Walker, J W; Campbell, E S; Lupton, C J; Taylor, C A; Waldron, D F; Landau, S Y
2007-02-01
The effects of breed, sex, and age of goats on fecal near-infrared reflectance spectroscopy-predicted percentage juniper in the diet were investigated, as were spectral differences in feces from goats differing in estimated genetic merit for juniper consumption. Eleven goats from each breed, sex, and age combination, representing 2 breeds (Angora and meat-type), 3 sex classifications (female, intact male, and castrated male), and 2 age categories [adult and kid (less than 12 mo of age)] were fed complete, pelleted rations containing 0 or 14% juniper. After 7 d on the same diet, fecal samples were collected for 3 d, and the spectra from the 3 replicate samples were averaged. Fecal samples were assigned to calibration or validation data sets. In a second experiment, Angora and meat goats with high or low estimated genetic merit for juniper consumption were fed the same diet to determine the effect of consumer group on fecal spectra. Feces were scanned in the 1,100- to 2,500-nm range with a scanning reflectance monochromator.

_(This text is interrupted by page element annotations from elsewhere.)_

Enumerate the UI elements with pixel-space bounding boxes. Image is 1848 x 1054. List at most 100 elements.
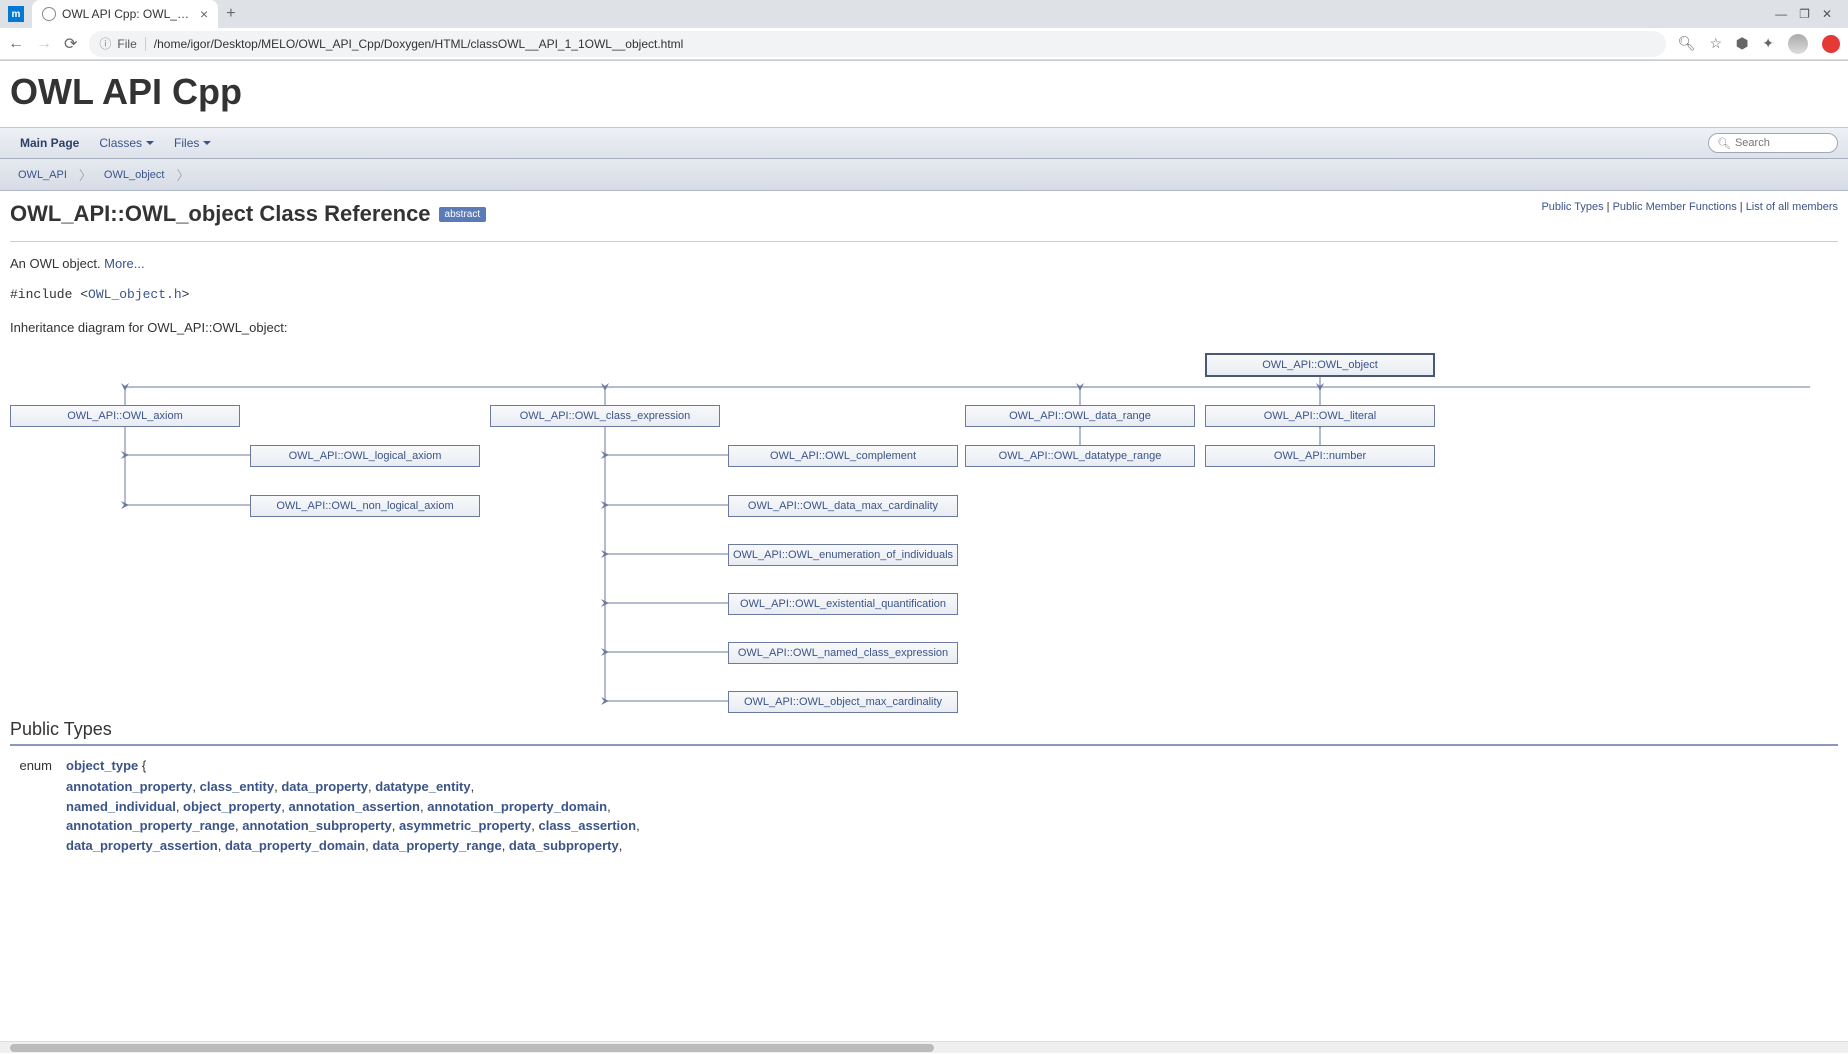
divider <box>10 241 1838 242</box>
reload-icon[interactable]: ⟳ <box>64 34 77 54</box>
description: An OWL object. More... <box>10 256 1838 271</box>
enum-value-link[interactable]: datatype_entity <box>375 779 470 794</box>
node-complement[interactable]: OWL_API::OWL_complement <box>728 445 958 467</box>
types-table: enum object_type { <box>10 754 1838 777</box>
node-owl-object[interactable]: OWL_API::OWL_object <box>1205 353 1435 377</box>
breadcrumb-sep: 〉 <box>79 165 92 184</box>
class-title: OWL_API::OWL_object Class Reference abst… <box>10 201 486 227</box>
new-tab-button[interactable]: + <box>226 5 235 23</box>
minimize-icon[interactable]: — <box>1775 7 1787 21</box>
forward-icon: → <box>36 35 52 53</box>
window-controls: — ❐ ✕ <box>1775 7 1840 21</box>
inheritance-diagram: OWL_API::OWL_object OWL_API::OWL_axiom O… <box>10 345 1848 715</box>
link-public-types[interactable]: Public Types <box>1541 201 1603 213</box>
chevron-down-icon <box>203 141 211 145</box>
node-owl-data-range[interactable]: OWL_API::OWL_data_range <box>965 405 1195 427</box>
breadcrumb-sep: 〉 <box>176 165 189 184</box>
enum-value-link[interactable]: annotation_property_domain <box>427 799 607 814</box>
search-input[interactable] <box>1735 137 1835 149</box>
tab-title: OWL API Cpp: OWL_API:: <box>62 7 192 21</box>
enum-value-link[interactable]: annotation_assertion <box>289 799 420 814</box>
content: OWL_API::OWL_object Class Reference abst… <box>0 191 1848 865</box>
url-bar[interactable]: ⓘ File /home/igor/Desktop/MELO/OWL_API_C… <box>89 31 1665 57</box>
close-window-icon[interactable]: ✕ <box>1822 7 1832 21</box>
avatar-icon[interactable] <box>1788 34 1808 54</box>
scrollbar-thumb[interactable] <box>10 1044 934 1052</box>
enum-keyword: enum <box>12 756 60 775</box>
header-row: OWL_API::OWL_object Class Reference abst… <box>10 201 1838 227</box>
enum-value-link[interactable]: annotation_property <box>66 779 192 794</box>
enum-value-link[interactable]: class_entity <box>200 779 274 794</box>
enum-name-link[interactable]: object_type <box>66 758 138 773</box>
more-link[interactable]: More... <box>104 256 144 271</box>
maximize-icon[interactable]: ❐ <box>1799 7 1810 21</box>
address-bar: ← → ⟳ ⓘ File /home/igor/Desktop/MELO/OWL… <box>0 28 1848 60</box>
tab-classes[interactable]: Classes <box>89 128 164 158</box>
quicklinks: Public Types | Public Member Functions |… <box>1541 201 1838 213</box>
url-text: /home/igor/Desktop/MELO/OWL_API_Cpp/Doxy… <box>154 37 684 51</box>
app-icon: m <box>8 6 24 22</box>
horizontal-scrollbar[interactable] <box>0 1041 1848 1053</box>
enum-value-link[interactable]: data_subproperty <box>509 838 619 853</box>
page-viewport[interactable]: OWL API Cpp Main Page Classes Files 🔍︎ O… <box>0 61 1848 1054</box>
tab-classes-label: Classes <box>99 136 142 150</box>
back-icon[interactable]: ← <box>8 35 24 53</box>
breadcrumb-class[interactable]: OWL_object <box>96 167 173 183</box>
browser-chrome: m OWL API Cpp: OWL_API:: × + — ❐ ✕ ← → ⟳… <box>0 0 1848 61</box>
include-suffix: > <box>182 287 190 302</box>
nav-tabs: Main Page Classes Files 🔍︎ <box>0 127 1848 159</box>
abstract-badge: abstract <box>439 207 487 222</box>
zoom-icon[interactable]: 🔍︎ <box>1678 35 1696 52</box>
tab-bar: m OWL API Cpp: OWL_API:: × + — ❐ ✕ <box>0 0 1848 28</box>
tab-main-page[interactable]: Main Page <box>10 128 89 158</box>
nav-buttons: ← → ⟳ <box>8 34 77 54</box>
enum-value-link[interactable]: named_individual <box>66 799 176 814</box>
include-line: #include <OWL_object.h> <box>10 287 1838 302</box>
enum-value-link[interactable]: data_property <box>281 779 368 794</box>
node-owl-axiom[interactable]: OWL_API::OWL_axiom <box>10 405 240 427</box>
link-public-member-functions[interactable]: Public Member Functions <box>1613 201 1737 213</box>
node-datatype-range[interactable]: OWL_API::OWL_datatype_range <box>965 445 1195 467</box>
node-data-max-cardinality[interactable]: OWL_API::OWL_data_max_cardinality <box>728 495 958 517</box>
breadcrumb-namespace[interactable]: OWL_API <box>10 167 75 183</box>
node-owl-class-expression[interactable]: OWL_API::OWL_class_expression <box>490 405 720 427</box>
node-number[interactable]: OWL_API::number <box>1205 445 1435 467</box>
enum-value-link[interactable]: data_property_assertion <box>66 838 218 853</box>
tab-files[interactable]: Files <box>164 128 221 158</box>
enum-value-link[interactable]: data_property_domain <box>225 838 365 853</box>
include-file-link[interactable]: OWL_object.h <box>88 287 182 302</box>
browser-tab[interactable]: OWL API Cpp: OWL_API:: × <box>32 0 218 28</box>
star-icon[interactable]: ☆ <box>1709 35 1722 52</box>
toolbar-icons: 🔍︎ ☆ ⬢ ✦ <box>1678 34 1840 54</box>
enum-value-link[interactable]: annotation_property_range <box>66 818 235 833</box>
info-icon[interactable]: ⓘ <box>99 35 111 52</box>
inheritance-label: Inheritance diagram for OWL_API::OWL_obj… <box>10 320 1838 335</box>
enum-value-link[interactable]: class_assertion <box>538 818 636 833</box>
extension-icon[interactable]: ⬢ <box>1736 35 1748 52</box>
extensions-icon[interactable]: ✦ <box>1762 35 1774 52</box>
node-non-logical-axiom[interactable]: OWL_API::OWL_non_logical_axiom <box>250 495 480 517</box>
globe-icon <box>42 7 56 21</box>
enum-body: annotation_property, class_entity, data_… <box>10 777 1838 855</box>
node-existential-quantification[interactable]: OWL_API::OWL_existential_quantification <box>728 593 958 615</box>
enum-value-link[interactable]: object_property <box>183 799 281 814</box>
enum-value-link[interactable]: asymmetric_property <box>399 818 531 833</box>
chevron-down-icon <box>146 141 154 145</box>
node-named-class-expression[interactable]: OWL_API::OWL_named_class_expression <box>728 642 958 664</box>
node-enumeration-individuals[interactable]: OWL_API::OWL_enumeration_of_individuals <box>728 544 958 566</box>
tab-files-label: Files <box>174 136 199 150</box>
public-types-header: Public Types <box>10 715 1838 746</box>
search-box[interactable]: 🔍︎ <box>1708 133 1838 153</box>
profile-dot-icon[interactable] <box>1822 35 1840 53</box>
node-owl-literal[interactable]: OWL_API::OWL_literal <box>1205 405 1435 427</box>
enum-value-link[interactable]: data_property_range <box>372 838 501 853</box>
enum-value-link[interactable]: annotation_subproperty <box>242 818 392 833</box>
node-object-max-cardinality[interactable]: OWL_API::OWL_object_max_cardinality <box>728 691 958 713</box>
link-list-all-members[interactable]: List of all members <box>1746 201 1838 213</box>
close-icon[interactable]: × <box>200 6 208 22</box>
desc-text: An OWL object. <box>10 256 104 271</box>
class-title-text: OWL_API::OWL_object Class Reference <box>10 201 431 227</box>
node-logical-axiom[interactable]: OWL_API::OWL_logical_axiom <box>250 445 480 467</box>
project-title: OWL API Cpp <box>0 61 1848 127</box>
url-scheme: File <box>117 37 145 51</box>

Fecal spectra were analyzed for the difference in spectral characteristics and for differences in predicted juniper in the diet using internal and independent calibration equations. Internal calibration had a high precision (R(2) = 0.94), but the precision of independent validations (r(2) = 0.56) was low. Spectral differences were affected by diet, sex, breed, and age (P < 0.04). However, diet was the largest source of variation in spectral differences. Predicted percentage of juniper in the diet also showed that diet was the largest source of variation, accounting for 95% of the variation in predictions from internal calibrations and 51% of the variation in independent validations. Predictions from independent calibrations readily detected differences (P < 0.001) in the percentage of juniper in the 2 diets, and the predicted differences were similar to the actual differences. Predicted juniper in the diet was also affected by sex. Feces from goats from different juniper consumer groups fed a common diet were spectrally different, and the difference may have resulted from a greater intake by high- compared with low-juniper-consuming goats. Fecal near-infrared reflectance spectroscopy predictions of botanical composition of diets should be considered an interval scale of measurement.